In the following years, Likud sharply criticized the government's accords with Egypt and Syria. Stormy demonstrations were organized in conjunction with Gush Emunim, signifying an important political alliance. In the 1977 elections, Likud emerged victorious, with 43 seats, the first time the right had won an election. Begin became Prime Minister, retaining his post in the 1981 elections.

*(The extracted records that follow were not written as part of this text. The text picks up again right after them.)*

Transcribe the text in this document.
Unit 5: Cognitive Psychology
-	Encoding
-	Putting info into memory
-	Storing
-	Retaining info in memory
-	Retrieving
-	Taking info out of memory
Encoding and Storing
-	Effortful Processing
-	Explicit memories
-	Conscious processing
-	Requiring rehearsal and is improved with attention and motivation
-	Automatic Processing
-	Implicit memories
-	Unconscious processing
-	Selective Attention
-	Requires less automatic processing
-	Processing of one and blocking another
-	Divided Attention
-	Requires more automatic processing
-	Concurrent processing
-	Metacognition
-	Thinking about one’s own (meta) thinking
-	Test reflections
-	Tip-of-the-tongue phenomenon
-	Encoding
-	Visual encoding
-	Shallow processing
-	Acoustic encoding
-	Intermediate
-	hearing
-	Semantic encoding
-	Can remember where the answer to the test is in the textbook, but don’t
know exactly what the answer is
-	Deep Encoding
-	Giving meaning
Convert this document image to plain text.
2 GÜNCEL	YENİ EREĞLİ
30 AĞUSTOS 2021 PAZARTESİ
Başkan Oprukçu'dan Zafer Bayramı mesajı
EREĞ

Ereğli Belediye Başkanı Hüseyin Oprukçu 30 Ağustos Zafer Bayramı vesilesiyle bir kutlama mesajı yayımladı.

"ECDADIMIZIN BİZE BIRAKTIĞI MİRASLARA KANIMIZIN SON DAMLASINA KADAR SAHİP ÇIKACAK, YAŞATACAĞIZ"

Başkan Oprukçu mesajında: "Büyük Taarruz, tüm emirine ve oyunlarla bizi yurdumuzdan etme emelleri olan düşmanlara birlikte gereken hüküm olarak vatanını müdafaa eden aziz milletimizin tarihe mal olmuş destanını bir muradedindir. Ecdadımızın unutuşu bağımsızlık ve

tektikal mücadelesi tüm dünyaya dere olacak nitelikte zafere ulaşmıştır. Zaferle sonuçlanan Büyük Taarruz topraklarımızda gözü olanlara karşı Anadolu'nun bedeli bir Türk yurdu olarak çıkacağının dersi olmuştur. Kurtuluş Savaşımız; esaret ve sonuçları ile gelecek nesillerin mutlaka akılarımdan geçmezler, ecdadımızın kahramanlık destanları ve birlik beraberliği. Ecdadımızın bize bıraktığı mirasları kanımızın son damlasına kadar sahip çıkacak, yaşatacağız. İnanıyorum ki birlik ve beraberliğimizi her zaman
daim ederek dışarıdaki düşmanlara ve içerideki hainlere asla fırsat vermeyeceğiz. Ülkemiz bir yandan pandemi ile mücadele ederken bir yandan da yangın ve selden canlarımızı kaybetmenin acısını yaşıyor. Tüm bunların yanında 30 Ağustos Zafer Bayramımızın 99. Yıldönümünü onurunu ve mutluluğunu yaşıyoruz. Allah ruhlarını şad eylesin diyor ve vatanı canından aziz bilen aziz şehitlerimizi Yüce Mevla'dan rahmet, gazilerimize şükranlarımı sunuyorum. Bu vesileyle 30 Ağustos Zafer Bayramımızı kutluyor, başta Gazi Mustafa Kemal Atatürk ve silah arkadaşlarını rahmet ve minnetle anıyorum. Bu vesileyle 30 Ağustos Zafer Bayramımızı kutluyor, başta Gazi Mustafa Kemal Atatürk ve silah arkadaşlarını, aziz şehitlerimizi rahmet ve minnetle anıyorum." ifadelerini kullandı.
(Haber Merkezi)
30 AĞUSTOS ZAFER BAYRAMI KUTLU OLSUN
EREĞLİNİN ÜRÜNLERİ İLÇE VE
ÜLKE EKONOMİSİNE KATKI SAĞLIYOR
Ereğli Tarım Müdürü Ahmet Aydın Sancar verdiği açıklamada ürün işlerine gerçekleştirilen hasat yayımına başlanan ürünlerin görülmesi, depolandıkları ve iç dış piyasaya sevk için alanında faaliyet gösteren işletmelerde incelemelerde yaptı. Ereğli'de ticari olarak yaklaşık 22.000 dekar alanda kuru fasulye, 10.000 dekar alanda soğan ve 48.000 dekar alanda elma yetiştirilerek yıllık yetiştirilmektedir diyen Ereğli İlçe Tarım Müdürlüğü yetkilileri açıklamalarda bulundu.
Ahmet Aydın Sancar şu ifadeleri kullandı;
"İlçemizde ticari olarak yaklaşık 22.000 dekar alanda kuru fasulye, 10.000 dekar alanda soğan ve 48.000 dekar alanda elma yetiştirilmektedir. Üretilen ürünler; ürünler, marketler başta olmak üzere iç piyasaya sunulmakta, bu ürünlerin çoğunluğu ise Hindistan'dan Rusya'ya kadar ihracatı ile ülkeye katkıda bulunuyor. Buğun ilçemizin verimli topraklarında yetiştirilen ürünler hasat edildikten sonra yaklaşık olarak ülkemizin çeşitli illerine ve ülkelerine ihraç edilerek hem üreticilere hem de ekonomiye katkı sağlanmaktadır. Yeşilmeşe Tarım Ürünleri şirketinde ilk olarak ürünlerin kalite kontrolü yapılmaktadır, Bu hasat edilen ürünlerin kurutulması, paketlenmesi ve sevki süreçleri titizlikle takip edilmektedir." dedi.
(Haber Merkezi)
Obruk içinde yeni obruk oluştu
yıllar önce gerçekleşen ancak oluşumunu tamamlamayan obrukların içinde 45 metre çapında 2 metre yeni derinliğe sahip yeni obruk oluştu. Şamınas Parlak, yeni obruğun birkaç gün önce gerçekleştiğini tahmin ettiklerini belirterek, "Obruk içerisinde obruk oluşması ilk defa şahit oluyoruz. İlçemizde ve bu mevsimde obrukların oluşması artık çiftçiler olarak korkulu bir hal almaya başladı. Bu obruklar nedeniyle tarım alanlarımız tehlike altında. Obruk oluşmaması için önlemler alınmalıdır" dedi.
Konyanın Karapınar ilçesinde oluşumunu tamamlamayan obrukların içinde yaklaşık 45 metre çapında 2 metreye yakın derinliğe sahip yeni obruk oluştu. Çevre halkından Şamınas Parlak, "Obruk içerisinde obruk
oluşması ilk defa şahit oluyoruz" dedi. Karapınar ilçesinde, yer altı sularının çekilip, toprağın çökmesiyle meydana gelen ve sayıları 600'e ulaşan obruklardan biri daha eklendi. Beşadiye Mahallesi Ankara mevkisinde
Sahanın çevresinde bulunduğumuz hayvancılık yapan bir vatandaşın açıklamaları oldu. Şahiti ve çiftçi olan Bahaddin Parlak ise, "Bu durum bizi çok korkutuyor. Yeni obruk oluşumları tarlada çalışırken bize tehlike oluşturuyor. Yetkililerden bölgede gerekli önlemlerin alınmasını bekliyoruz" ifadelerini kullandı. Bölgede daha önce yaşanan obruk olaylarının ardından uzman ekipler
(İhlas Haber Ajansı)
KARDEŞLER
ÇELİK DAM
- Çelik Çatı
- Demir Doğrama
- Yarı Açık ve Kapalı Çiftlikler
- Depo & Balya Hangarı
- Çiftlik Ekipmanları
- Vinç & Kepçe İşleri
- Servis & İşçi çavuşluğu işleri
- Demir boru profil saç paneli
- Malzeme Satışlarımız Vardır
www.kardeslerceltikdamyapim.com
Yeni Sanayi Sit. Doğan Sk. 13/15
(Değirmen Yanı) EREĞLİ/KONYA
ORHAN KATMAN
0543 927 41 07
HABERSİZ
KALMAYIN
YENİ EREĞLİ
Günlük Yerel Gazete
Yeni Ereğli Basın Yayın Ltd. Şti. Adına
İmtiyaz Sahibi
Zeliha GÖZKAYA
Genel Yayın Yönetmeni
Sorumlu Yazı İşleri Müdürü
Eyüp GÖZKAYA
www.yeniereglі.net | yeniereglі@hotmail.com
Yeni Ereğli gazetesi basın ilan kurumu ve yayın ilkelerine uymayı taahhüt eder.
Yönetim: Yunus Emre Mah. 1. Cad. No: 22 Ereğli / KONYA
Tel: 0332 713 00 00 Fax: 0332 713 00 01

In 1983, he stood down, and Yitzhak Shamir took over as Herut (and, therefore, Likud) party leader and Prime Minister.

Herut was finally disbanded in 1988, when Likud dissolved its internal factions to become a unitary party.

==Knesset election results==

Election: Leader; Votes; %; Place; Seats won; +/−; Status
1949: Menachem Begin; 49,782; 11.5; 4th; 14 / 120; New; Opposition
1951: 45,651; 6.5; 5th; 8 / 120; −6; Opposition
1955: 107,190; 12.6; 2nd; 15 / 120; +9; Opposition
1959: 130,515; 13.5; 2nd; 17 / 120; +2; Opposition
1961: 138,599; 13.8; 2nd; 17 / 120; 0; Opposition
1965: Part of Gahal; 2nd; 15 / 120; −2; Opposition (1965–1967)
Coalition (1967–1969)
1969: 2nd; 15 / 120; 0; Coalition (1969–1970)
Opposition (1970–1974)
1973: Part of Likud; 2nd; 18 / 120; +3; Opposition
1977: 1st; 20 / 120; +2; Coalition
1981: 1st; 25 / 120; +5; Coalition
1984: Yitzhak Shamir; 2nd; 27 / 120; +2; Coalition

==Legacy==

In 1998, Benny Begin (son of Menachem Begin), Michael Kleiner, and David Re'em broke away from Likud in protest at Benjamin Netanyahu's agreement to the Wye River Memorandum and the Hebron Agreement, which had ceded land to the Palestinians. They named their new party Herut – The National Movement, and tried to claim it as the successor to the original party. However, in reality, it was a new and separate party. Today, the party ideology continues through the Magshimey Herut movement.